Com o resultado, a inflação acumulada em 12 meses recuou para 4,68%, abaixo dos 5,17% registrados até setembro e, pela primeira vez em oito meses, abaixo da marca de 5%. Ainda assim, o índice permanece acima do teto da meta do Conselho Monetário Nacional, fixada em 3% com tolerância de 1,5 ponto percentual (máximo de 4,5%).

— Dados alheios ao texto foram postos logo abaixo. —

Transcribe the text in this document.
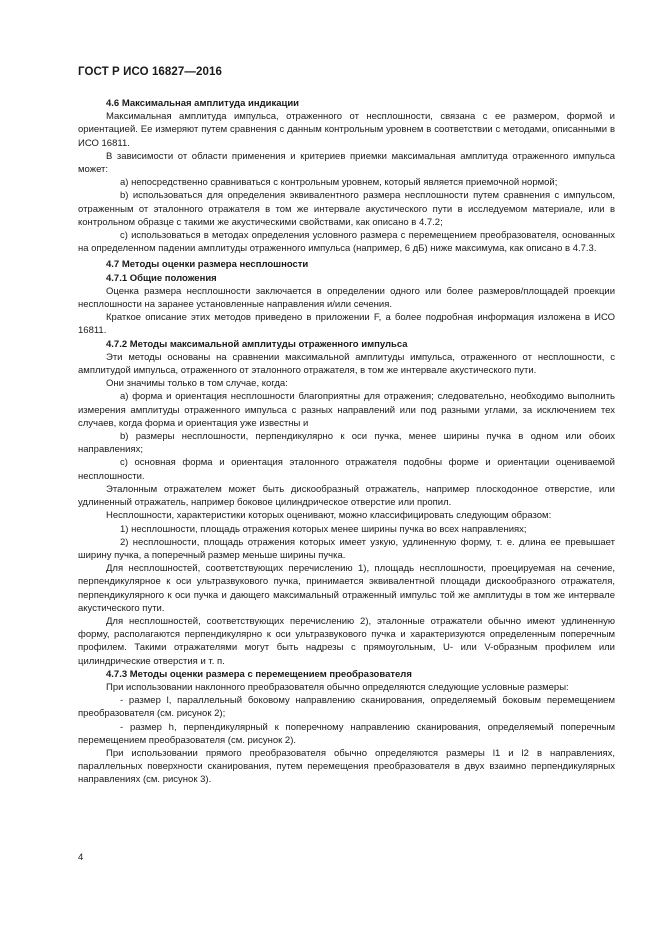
ГОСТ Р ИСО 16827—2016

4.6 Максимальная амплитуда индикации

Максимальная амплитуда импульса, отраженного от несплошности, связана с ее размером, формой и ориентацией. Ее измеряют путем сравнения с данным контрольным уровнем в соответствии с методами, описанными в ИСО 16811.

В зависимости от области применения и критериев приемки максимальная амплитуда отраженного импульса может:

a) непосредственно сравниваться с контрольным уровнем, который является приемочной нормой;

b) использоваться для определения эквивалентного размера несплошности путем сравнения с импульсом, отраженным от эталонного отражателя в том же интервале акустического пути в исследуемом материале, или в контрольном образце с такими же акустическими свойствами, как описано в 4.7.2;

c) использоваться в методах определения условного размера с перемещением преобразователя, основанных на определенном падении амплитуды отраженного импульса (например, 6 дБ) ниже максимума, как описано в 4.7.3.

4.7 Методы оценки размера несплошности

4.7.1 Общие положения

Оценка размера несплошности заключается в определении одного или более размеров/площадей проекции несплошности на заранее установленные направления и/или сечения.

Краткое описание этих методов приведено в приложении F, а более подробная информация изложена в ИСО 16811.

4.7.2 Методы максимальной амплитуды отраженного импульса

Эти методы основаны на сравнении максимальной амплитуды импульса, отраженного от несплошности, с амплитудой импульса, отраженного от эталонного отражателя, в том же интервале акустического пути.

Они значимы только в том случае, когда:

a) форма и ориентация несплошности благоприятны для отражения; следовательно, необходимо выполнить измерения амплитуды отраженного импульса с разных направлений или под разными углами, за исключением тех случаев, когда форма и ориентация уже известны и

b) размеры несплошности, перпендикулярно к оси пучка, менее ширины пучка в одном или обоих направлениях;

c) основная форма и ориентация эталонного отражателя подобны форме и ориентации оцениваемой несплошности.

Эталонным отражателем может быть дискообразный отражатель, например плоскодонное отверстие, или удлиненный отражатель, например боковое цилиндрическое отверстие или пропил.

Несплошности, характеристики которых оценивают, можно классифицировать следующим образом:

1) несплошности, площадь отражения которых менее ширины пучка во всех направлениях;

2) несплошности, площадь отражения которых имеет узкую, удлиненную форму, т. е. длина ее превышает ширину пучка, а поперечный размер меньше ширины пучка.

Для несплошностей, соответствующих перечислению 1), площадь несплошности, проецируемая на сечение, перпендикулярное к оси ультразвукового пучка, принимается эквивалентной площади дискообразного отражателя, перпендикулярного к оси пучка и дающего максимальный отраженный импульс той же амплитуды в том же интервале акустического пути.

Для несплошностей, соответствующих перечислению 2), эталонные отражатели обычно имеют удлиненную форму, располагаются перпендикулярно к оси ультразвукового пучка и характеризуются определенным поперечным профилем. Такими отражателями могут быть надрезы с прямоугольным, U- или V-образным профилем или цилиндрические отверстия и т. п.

4.7.3 Методы оценки размера с перемещением преобразователя

При использовании наклонного преобразователя обычно определяются следующие условные размеры:

- размер l, параллельный боковому направлению сканирования, определяемый боковым перемещением преобразователя (см. рисунок 2);

- размер h, перпендикулярный к поперечному направлению сканирования, определяемый поперечным перемещением преобразователя (см. рисунок 2).

При использовании прямого преобразователя обычно определяются размеры l1 и l2 в направлениях, параллельных поверхности сканирования, путем перемещения преобразователя в двух взаимно перпендикулярных направлениях (см. рисунок 3).

4
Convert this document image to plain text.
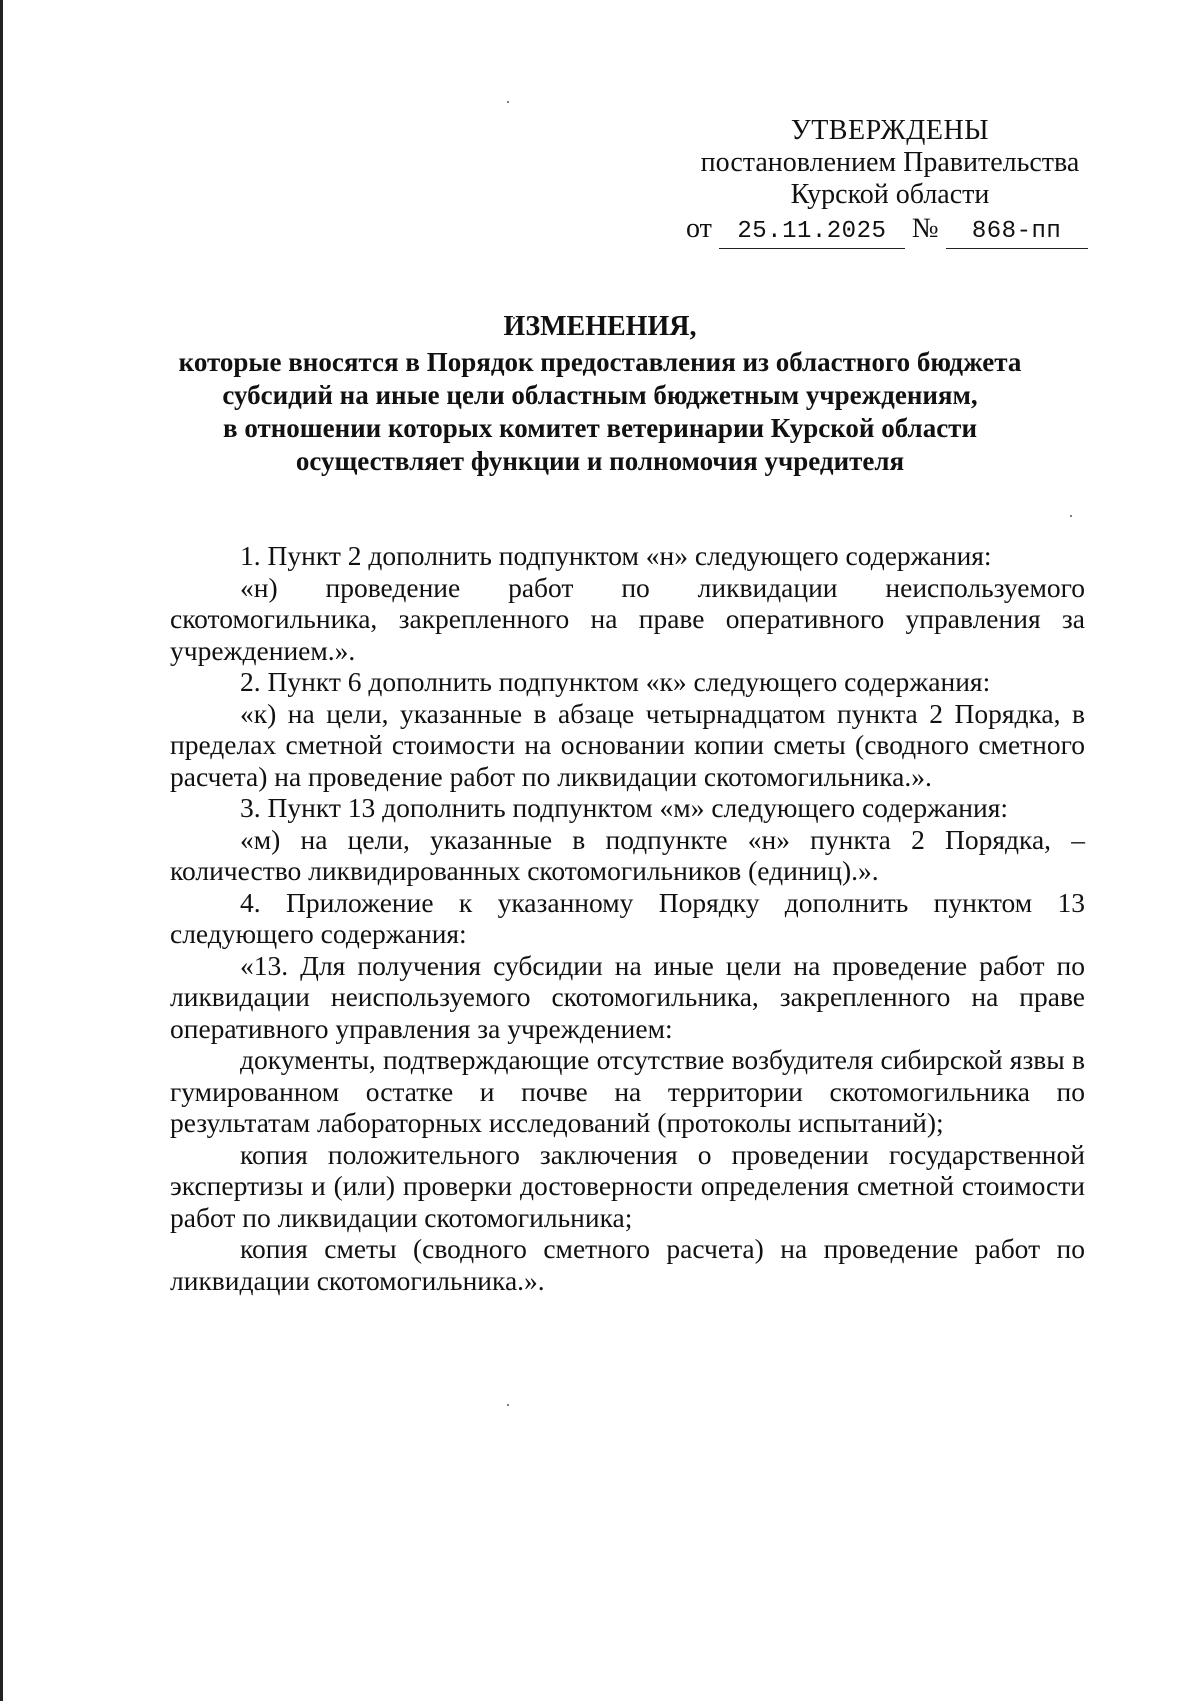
УТВЕРЖДЕНЫ
постановлением Правительства
Курской области
от 25.11.2025 № 868-пп
ИЗМЕНЕНИЯ,
которые вносятся в Порядок предоставления из областного бюджета
субсидий на иные цели областным бюджетным учреждениям,
в отношении которых комитет ветеринарии Курской области
осуществляет функции и полномочия учредителя

1. Пункт 2 дополнить подпунктом «н» следующего содержания:

«н) проведение работ по ликвидации неиспользуемого скотомогильника, закрепленного на праве оперативного управления за учреждением.».

2. Пункт 6 дополнить подпунктом «к» следующего содержания:

«к) на цели, указанные в абзаце четырнадцатом пункта 2 Порядка, в пределах сметной стоимости на основании копии сметы (сводного сметного расчета) на проведение работ по ликвидации скотомогильника.».

3. Пункт 13 дополнить подпунктом «м» следующего содержания:

«м) на цели, указанные в подпункте «н» пункта 2 Порядка, – количество ликвидированных скотомогильников (единиц).».

4. Приложение к указанному Порядку дополнить пунктом 13 следующего содержания:

«13. Для получения субсидии на иные цели на проведение работ по ликвидации неиспользуемого скотомогильника, закрепленного на праве оперативного управления за учреждением:

документы, подтверждающие отсутствие возбудителя сибирской язвы в гумированном остатке и почве на территории скотомогильника по результатам лабораторных исследований (протоколы испытаний);

копия положительного заключения о проведении государственной экспертизы и (или) проверки достоверности определения сметной стоимости работ по ликвидации скотомогильника;

копия сметы (сводного сметного расчета) на проведение работ по ликвидации скотомогильника.».
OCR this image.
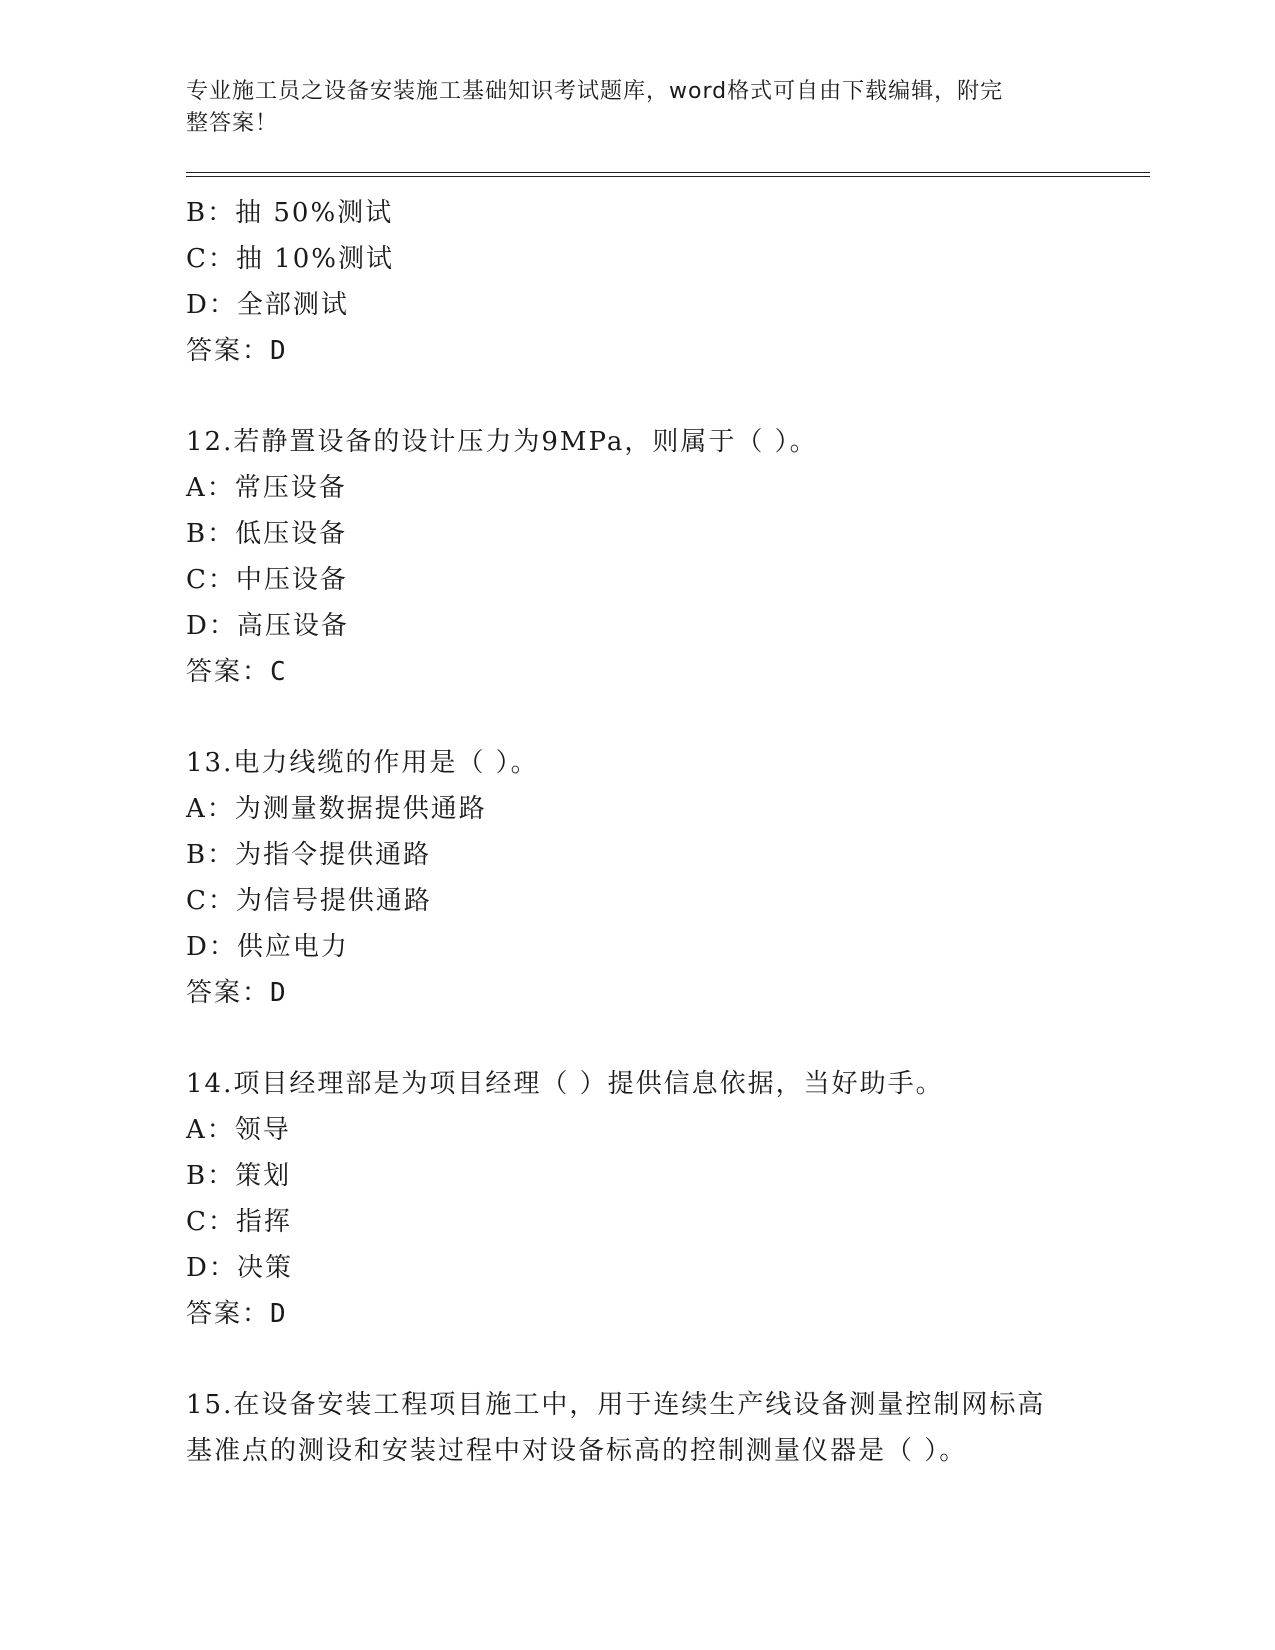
专业施工员之设备安装施工基础知识考试题库，word格式可自由下载编辑，附完
整答案！
B：抽 50%测试
C：抽 10%测试
D：全部测试
答案：D
12.若静置设备的设计压力为9MPa，则属于（ ）。
A：常压设备
B：低压设备
C：中压设备
D：高压设备
答案：C
13.电力线缆的作用是（ ）。
A：为测量数据提供通路
B：为指令提供通路
C：为信号提供通路
D：供应电力
答案：D
14.项目经理部是为项目经理（ ）提供信息依据，当好助手。
A：领导
B：策划
C：指挥
D：决策
答案：D
15.在设备安装工程项目施工中，用于连续生产线设备测量控制网标高
基准点的测设和安装过程中对设备标高的控制测量仪器是（ ）。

Conta de luz alivia pressão
A principal contribuição para a desaceleração veio da energia elétrica residencial, que caiu 2,39% e retirou 0,10 ponto percentual do IPCA. A redução decorre da mudança da bandeira tarifária vermelha patamar 2 para o nível 1, que diminuiu a cobrança adicional de R$ 7,87 para R$ 4,46 a cada 100 kWh consumidos. Segundo o gerente da pesquisa, Fernando Gonçalves, sem esse alívio a inflação do mês teria sido de 0,20%.
Alimentação estável
Depois de quatro meses de queda, o grupo alimentação e bebidas — de maior peso no orçamento das famílias — ficou praticamente estável, variando 0,01%, menor variação para um mês de outubro desde 2017 (-0,05%). Entre os itens com recuo destacam-se arroz (-2,49%) e leite longa vida (-1,88%). Já batata-inglesa (8,56%) e óleo de soja (4,64%) subiram.
Desempenho dos grupos
Veja a variação dos nove grupos pesquisados em outubro e o respectivo impacto no índice geral:
- Alimentação e bebidas: 0,01% (0,00 p.p.)
- Habitação: -0,30% (-0,05 p.p.)
- Artigos de residência: -0,34% (-0,01 p.p.)
- Vestuário: 0,51% (0,02 p.p.)
- Transportes: 0,11% (0,02 p.p.)
- Saúde e cuidados pessoais: 0,41% (0,06 p.p.)
- Despesas pessoais: 0,45% (0,05 p.p.)
- Educação: 0,06% (0,00 p.p.)
- Comunicação: -0,16% (0,00 p.p.)
Entre os 377 itens pesquisados, as maiores altas foram registradas no aluguel residencial (0,93%) e nas passagens aéreas (4,48%), cada um respondendo por 0,03 ponto percentual do IPCA.
O Boletim Focus do Banco Central, divulgado na mesma terça-feira, projeta que a inflação oficial encerre 2025 em 4,55%, com a taxa Selic mantida em 15% ao ano.